Stand With Ukraine

Cookbook

Here we will try to cover some of the cases that might be useful in your projects

Grouping multiple settings by the same rule

So imagine you have a group of settings that have the same permission, and also you want to add a note to the helpline for those settings. You can set permissions and helpline for each seating separately, but you can also group them and assign those rules to the group.

from content_settings.types.basic import SimpleString
from content_settings.permissions import superuser
from content_settings.context_mamagers import context_defaults, help_format

with context_defaults(help_format("{}. Only superuser can change that"), update_permission=superuser):
    SITE_TITLE = SimpleString("Book Store", help="title for the site")
    SITE_KEYWORDS = SimpleString("books, store, popular", help="head keywords")

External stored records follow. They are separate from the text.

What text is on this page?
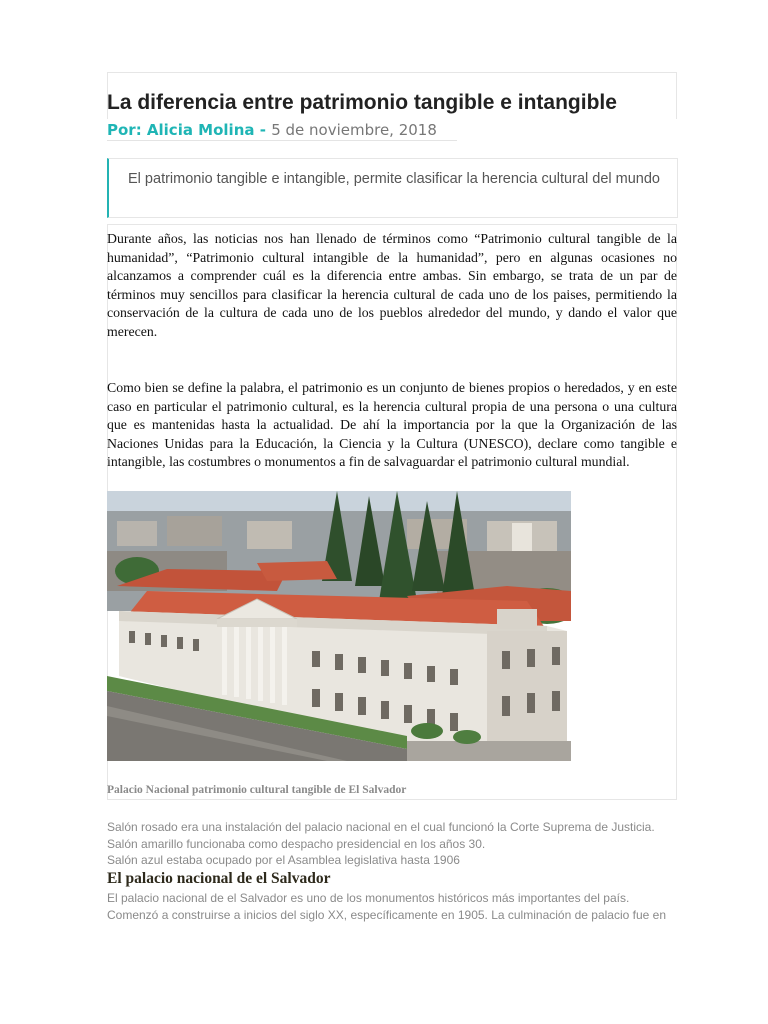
La diferencia entre patrimonio tangible e intangible
Por: Alicia Molina - 5 de noviembre, 2018
El patrimonio tangible e intangible, permite clasificar la herencia cultural del mundo

Durante años, las noticias nos han llenado de términos como “Patrimonio cultural tangible de la humanidad”, “Patrimonio cultural intangible de la humanidad”, pero en algunas ocasiones no alcanzamos a comprender cuál es la diferencia entre ambas. Sin embargo, se trata de un par de términos muy sencillos para clasificar la herencia cultural de cada uno de los paises, permitiendo la conservación de la cultura de cada uno de los pueblos alrededor del mundo, y dando el valor que merecen.

Como bien se define la palabra, el patrimonio es un conjunto de bienes propios o heredados, y en este caso en particular el patrimonio cultural, es la herencia cultural propia de una persona o una cultura que es mantenidas hasta la actualidad. De ahí la importancia por la que la Organización de las Naciones Unidas para la Educación, la Ciencia y la Cultura (UNESCO), declare como tangible e intangible, las costumbres o monumentos a fin de salvaguardar el patrimonio cultural mundial.

Palacio Nacional patrimonio cultural tangible de El Salvador
Salón rosado era una instalación del palacio nacional en el cual funcionó la Corte Suprema de Justicia.
Salón amarillo funcionaba como despacho presidencial en los años 30.
Salón azul estaba ocupado por el Asamblea legislativa hasta 1906
El palacio nacional de el Salvador

El palacio nacional de el Salvador es uno de los monumentos históricos más importantes del país. Comenzó a construirse a inicios del siglo XX, específicamente en 1905. La culminación de palacio fue en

The above settigs lines can be replaced without context_defaults as:

# same imports

SITE_TITLE = SimpleString(
    "Book Store", 
    update_permission=superuser,
    help="title for the site. Only superuser can change that",
)
SITE_KEYWORDS = SimpleString(
    "books, store, popular",
    update_permission=superuser,
    help="head keywords. Only superuser can change that",
)

Setting as class attribute (lazy settings)

Imagine you have a content_settings.py

from content_settings.types.basic import SimpleInt

POSTS_PER_PAGE = SimpleInt(10, help="How many blog posts will be shown per page")

If you create a view.py


from django.views.generic import ListView
from blog.models import Post
from content_settings.conf import content_settings


class PostListView(ListView):
    model = Post
    paginate_by = content_settings.POSTS_PER_PAGE

That would work, until you update POSTS_PER_PAGE in django admin and found out that update does not work. What you should do instead is to set a lazy value to that attribute

# same imports

class PostListView(ListView):
    model = Post
    paginate_by = content_settings.lazy__POSTS_PER_PAGE # <-- update

I know that you can simply overwrite get_paginate_by function, I've just use it to show an idea

How to test setting change?

Use content_settings_context from content_settings.context_managers.

You can use it as test decorator:

@content_settings_context(TITLE="New Book Store")
def test_get_simple_text_updated():
    resp = get_anonymous_client().get("/content-settings/fetch/title/")
    assert resp.status_code == 200
    assert resp.json() == {"TITLE": "New Book Store"}

or as context manager:

def test_get_simple_text_updated_twice():
    client = get_anonymous_client()
    with content_settings_context(TITLE="New Book Store"):
        resp = client.get("/content-settings/fetch/title/")
        assert resp.status_code == 200
        assert resp.json() == {"TITLE": "New Book Store"}

    with content_settings_context(TITLE="SUPER New Book Store"):
        resp = client.get("/content-settings/fetch/title/")
        assert resp.status_code == 200
        assert resp.json() == {"TITLE": "SUPER New Book Store"}

I have an endless running command and I want to keep all of the settings updated within that script

In order to do so you need manually check updates inside of the endless loop. Use check_update function from content_settings.caching module for that.

from django.core.management.base import BaseCommand
from content_settings.caching import check_update

class Command(BaseCommand):
    def handle(self, *args, **options):
        while True:
            check_update()

            # your stuff

I want to have all of the celery tasks updated with a celery/huey/other task

It is done automatically.

Changin variable should trigger a procedure, for example data sync.

You can add post_save handled for models.ContentSetting and check which variable was changed.

The important thing to notice here is that content_settings.VARIABLE woudn't have a new value in that handler, as the new value appears in the system only after caching.check_update() - for django views it is in the beginnging of the next request.

In order to get a new value you can have a couple use cases.

Case #1 - manually conver raw data into object.

from django.db.models.signals import post_save
from django.dispatch import receiver
from content_settings.models import ContentSetting

@receiver(post_save, sender=ContentSetting)
def process_variable_update(instance, created, **kwargs):
    if instance.name != 'VARIABLE':
        continue
    val = content_settings.type__VARIABLE.give_python(instance.value)

    # process value

Case #2 - use content_settings_context from context_managers. One was created to tests and it is used in admin-panel for preview variables which use other variables in change view, but you can use it in real code

# same imports
from content_settings.context_managers import content_settings_context

@receiver(post_save, sender=ContentSetting)
def process_variable_update(instance, created, **kwargs):
    if instance.name != 'VARIABLE':
        continue

    with content_settings_context(VARIABLE=instance.value):
        val = content_settings.VARIABLE

    # process value

What if I had a SimpleText variable, but after some project iterations, I realized I needed a template? Should I go back and change all of the variables from VARNAME to VARNAME()?

No, if your template has no input arguments you can use mixin GiveCallMixin or use NoArgs types such as DjangoTemplateNoArgs and SimpleEvalNoArgs.